Como le dije José. Era ese banco o ninguno. Lejos del barullo de la calle y los autos. Fresca sombra en verano. Ofrenda de árboles añosos, nobles, robustos, acogedores.
En invierno se corrían y dejaban que el sol me acariciara.
¡Como se iban a correr!
¡Le juro José que se corrían! Era una actitud amistosa, considerada, algo difícil de conseguir en estos tiempos.
Siempre me estaba aguardando. No permitía que ningún otro lo ocupara. Siempre vacío, siempre para mí.-
Agradable al tiempo de sentarme. Confortable, amigo y compañero. La mente viajaba a buenos instantes pasados. El justo lugar de la nostalgia.
Me llenaba de paz, me relajaba. El tiempo pasaba sin darme cuenta.
Una mañana encontré mi banco ocupado. Una gata multicolor estaba sentada en uno de los extremos. Disfrutaba como yo, podía sentir su dejar hacer, dejar pasar. Me acomodé a su lado, la acaricié y no se molestó. Dio vuelta su cabeza y me sonrió.
¡Vamos Raúl, los gatos no sonríen!
¡Le juro José, me sonrío! Quiso mostrarme que le agradaba mi caricia.
A partir de ese día dejé de ser el ocupante exclusivo de ese banco. Compartíamos el sándwich que llevaba para aguantar todo el día, el agua, el sol y la sombra.
Empecé a llevar un recipiente con leche. La bebía con gusto. La saboreaba. Su placer era manifiesto y me agradecía frotando su suave pelaje sobre mi mano.
Comencé a hacerle comentarios, asuntos triviales, cosas de la vida, mis penas y alegrías.
Me miraba atentamente.-
¿Y qué le contestaba Raúl? Apuntó José junto a una pícara mirada.-
No me cargue José. Los gatos no hablan, pero estoy seguro que me entendía.

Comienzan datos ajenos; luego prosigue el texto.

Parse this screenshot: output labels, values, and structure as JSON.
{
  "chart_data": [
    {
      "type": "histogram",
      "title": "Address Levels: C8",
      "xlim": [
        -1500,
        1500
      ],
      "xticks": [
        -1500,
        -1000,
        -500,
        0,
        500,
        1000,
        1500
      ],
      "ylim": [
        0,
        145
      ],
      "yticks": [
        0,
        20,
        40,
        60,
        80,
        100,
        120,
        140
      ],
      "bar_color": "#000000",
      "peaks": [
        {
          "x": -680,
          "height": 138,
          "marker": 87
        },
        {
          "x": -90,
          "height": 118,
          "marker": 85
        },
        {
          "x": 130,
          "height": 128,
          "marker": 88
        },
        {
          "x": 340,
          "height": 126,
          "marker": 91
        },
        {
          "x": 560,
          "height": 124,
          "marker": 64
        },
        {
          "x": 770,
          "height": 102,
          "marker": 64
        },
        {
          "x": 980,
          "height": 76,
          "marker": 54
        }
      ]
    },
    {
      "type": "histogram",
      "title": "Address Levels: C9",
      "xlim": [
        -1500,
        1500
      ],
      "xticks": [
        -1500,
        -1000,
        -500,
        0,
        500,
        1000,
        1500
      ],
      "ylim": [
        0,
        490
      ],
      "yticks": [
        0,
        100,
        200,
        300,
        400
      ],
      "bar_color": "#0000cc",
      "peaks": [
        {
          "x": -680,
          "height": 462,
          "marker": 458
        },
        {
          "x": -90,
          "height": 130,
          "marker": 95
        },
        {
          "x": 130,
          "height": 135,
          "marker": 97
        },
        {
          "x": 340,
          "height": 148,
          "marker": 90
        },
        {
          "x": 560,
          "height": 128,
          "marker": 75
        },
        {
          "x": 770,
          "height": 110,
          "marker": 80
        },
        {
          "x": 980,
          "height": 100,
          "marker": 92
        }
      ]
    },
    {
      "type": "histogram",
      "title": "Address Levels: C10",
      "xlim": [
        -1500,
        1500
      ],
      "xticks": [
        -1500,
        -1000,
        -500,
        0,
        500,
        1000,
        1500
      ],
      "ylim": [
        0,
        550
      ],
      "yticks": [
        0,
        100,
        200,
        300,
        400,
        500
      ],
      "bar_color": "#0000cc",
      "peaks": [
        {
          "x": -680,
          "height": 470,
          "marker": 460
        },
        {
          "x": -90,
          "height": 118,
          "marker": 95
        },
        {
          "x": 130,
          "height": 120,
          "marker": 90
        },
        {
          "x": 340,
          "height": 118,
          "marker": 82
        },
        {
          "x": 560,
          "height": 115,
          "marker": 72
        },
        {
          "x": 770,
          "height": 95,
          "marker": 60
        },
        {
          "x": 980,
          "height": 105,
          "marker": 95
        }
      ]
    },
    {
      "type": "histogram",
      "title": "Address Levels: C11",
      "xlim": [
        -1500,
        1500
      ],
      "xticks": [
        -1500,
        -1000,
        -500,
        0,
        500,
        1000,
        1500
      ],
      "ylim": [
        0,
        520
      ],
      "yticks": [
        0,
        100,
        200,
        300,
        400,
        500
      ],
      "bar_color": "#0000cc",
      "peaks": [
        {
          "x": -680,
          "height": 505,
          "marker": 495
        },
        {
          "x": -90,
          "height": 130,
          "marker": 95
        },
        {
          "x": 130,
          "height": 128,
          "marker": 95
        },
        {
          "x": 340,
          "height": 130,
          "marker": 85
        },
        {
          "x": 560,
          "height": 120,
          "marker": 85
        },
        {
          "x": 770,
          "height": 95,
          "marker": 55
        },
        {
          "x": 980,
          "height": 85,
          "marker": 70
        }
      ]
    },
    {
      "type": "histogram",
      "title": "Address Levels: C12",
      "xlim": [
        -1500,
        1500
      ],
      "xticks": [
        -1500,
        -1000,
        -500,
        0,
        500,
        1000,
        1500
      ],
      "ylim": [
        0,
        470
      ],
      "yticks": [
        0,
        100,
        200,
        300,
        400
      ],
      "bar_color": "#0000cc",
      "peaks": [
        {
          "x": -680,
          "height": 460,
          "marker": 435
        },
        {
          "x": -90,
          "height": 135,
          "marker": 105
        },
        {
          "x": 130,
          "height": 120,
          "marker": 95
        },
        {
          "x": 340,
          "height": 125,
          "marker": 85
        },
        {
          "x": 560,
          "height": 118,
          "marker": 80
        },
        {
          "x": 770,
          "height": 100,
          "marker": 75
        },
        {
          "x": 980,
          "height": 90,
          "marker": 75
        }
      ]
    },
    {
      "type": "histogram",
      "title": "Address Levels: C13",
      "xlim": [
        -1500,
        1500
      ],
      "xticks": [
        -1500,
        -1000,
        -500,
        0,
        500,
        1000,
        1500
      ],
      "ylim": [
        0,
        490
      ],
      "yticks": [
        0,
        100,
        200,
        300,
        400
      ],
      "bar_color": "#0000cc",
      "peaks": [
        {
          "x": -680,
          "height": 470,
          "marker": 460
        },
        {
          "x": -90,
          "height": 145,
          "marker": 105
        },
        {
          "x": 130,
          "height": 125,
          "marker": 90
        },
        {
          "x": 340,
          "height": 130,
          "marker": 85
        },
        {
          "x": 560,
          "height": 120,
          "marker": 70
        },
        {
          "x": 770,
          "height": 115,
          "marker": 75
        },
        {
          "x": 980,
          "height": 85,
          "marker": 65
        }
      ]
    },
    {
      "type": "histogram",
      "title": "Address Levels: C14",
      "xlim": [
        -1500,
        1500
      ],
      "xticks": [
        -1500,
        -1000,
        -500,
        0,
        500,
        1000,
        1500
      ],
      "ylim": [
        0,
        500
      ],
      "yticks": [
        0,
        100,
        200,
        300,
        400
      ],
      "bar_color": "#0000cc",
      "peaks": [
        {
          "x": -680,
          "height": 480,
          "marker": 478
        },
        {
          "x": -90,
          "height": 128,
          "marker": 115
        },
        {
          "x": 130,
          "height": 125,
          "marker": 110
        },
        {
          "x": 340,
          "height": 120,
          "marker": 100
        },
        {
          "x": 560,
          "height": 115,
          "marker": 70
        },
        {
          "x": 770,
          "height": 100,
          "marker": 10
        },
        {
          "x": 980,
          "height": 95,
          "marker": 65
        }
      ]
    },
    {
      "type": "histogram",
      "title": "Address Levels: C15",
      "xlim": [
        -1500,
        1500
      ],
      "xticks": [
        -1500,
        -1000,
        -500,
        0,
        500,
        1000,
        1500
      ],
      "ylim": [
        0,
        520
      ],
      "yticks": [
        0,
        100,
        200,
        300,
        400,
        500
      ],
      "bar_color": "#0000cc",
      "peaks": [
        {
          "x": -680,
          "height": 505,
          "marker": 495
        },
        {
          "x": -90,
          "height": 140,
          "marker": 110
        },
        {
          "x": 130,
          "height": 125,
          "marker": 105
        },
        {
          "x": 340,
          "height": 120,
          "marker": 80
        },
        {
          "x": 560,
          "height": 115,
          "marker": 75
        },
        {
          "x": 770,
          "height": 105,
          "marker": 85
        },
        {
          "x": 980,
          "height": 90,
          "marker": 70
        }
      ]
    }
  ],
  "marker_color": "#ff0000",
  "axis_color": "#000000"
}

Sus caricias eran continuas e intensas cuando estaba triste, cuando mi buen humor era ostensible jugaba, mil piruetas, increíble.-
Cada día me quedaba más tiempo en el banco. Sentía tibieza en el corazón. Ya no estaba solo. Marta me acompañaba.-
¡Ah!, me olvidé de contarle José, desde el primer día la llamé Marta, como mi hija que se fue a vivir al sur y me manda un mensaje cada navidad. Pensé en nominarla María, como mi amada esposa fallecida, pero no me pareció adecuado.

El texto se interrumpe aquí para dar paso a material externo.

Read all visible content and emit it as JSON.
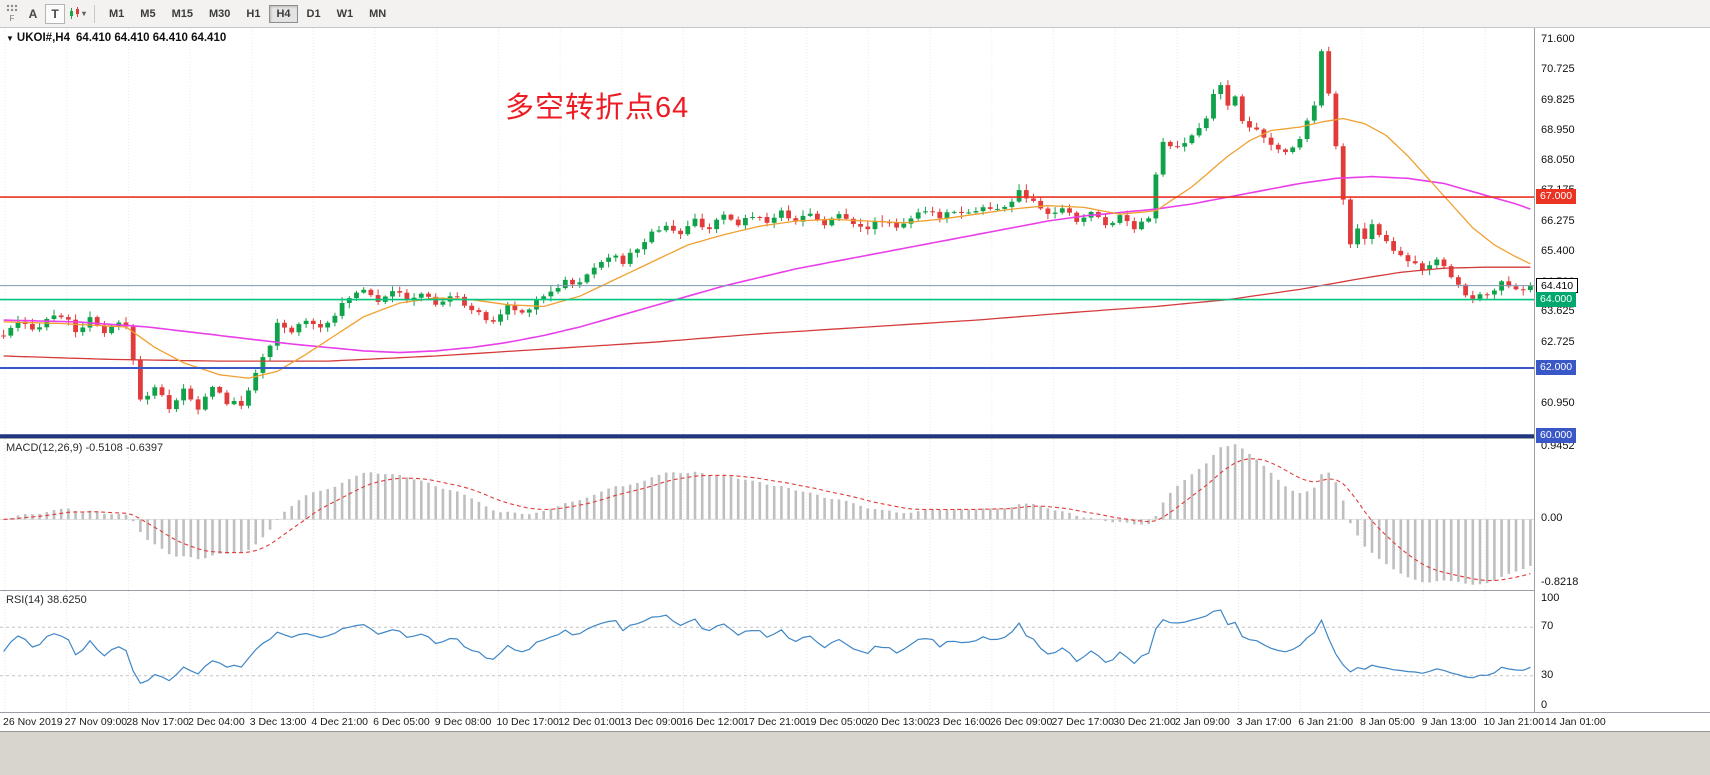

¡Pero Raúl! Marta no es un nombre para una gata. Puede ser Kity, Mimosa, Venus, Dulce, pero ¡Marta! Ese es un nombre de mujer afirmó José.-
No es así dije. Marta era el nombre perfecto. Apenas la llamaba ella respondía atenta, corría con sus pasos cortos y ligeros y ya estaba a mi lado.-
Decidimos salir a pasear. A una cuadra de la plaza donde estaba nuestro banco lucía el Río color de león.
Caminábamos por la costanera hasta el atardecer. Ella a mi lado. Volvíamos, compartíamos el sándwich, le servía la leche, yo tomaba un poco de agua y nos despedíamos hasta el día siguiente.
Un lunes, después de un fin de semana que un poco de fiebre me tuvo en cama fui a la plaza, a nuestro banco y Marta no estaba.
La busqué con ansiedad, angustiado, todo un día la llamé y no apareció.-
Con lágrimas en los ojos volví a mi casa. Me desplomé en el lecho y moría de tristeza.
Un amigo me dijo que las gatas vuelven. Siempre vuelven.-
Por eso iba cada día al banco, esperanza de encontrarla. La frustración fue única respuesta. Dejé de ir.
Ya no me levanté de la cama. Tomaba unos mates y nuevamente al lecho. La soledad se había hecho insoportable.
Una noche un quejido en la parte de atrás de la casa me despertó. Imaginé el llanto de un niño abandonado. Me levanté rápidamente, abro la puerta y a mis pies una pequeña gatita multicolor no dejaba de maullar.
La recogí, la abracé, era una pequeña versión de Marta. Una lágrima delató la emoción.
La abrigué, le di de comer un poco de pan, le serví leche y se durmió a mi lado.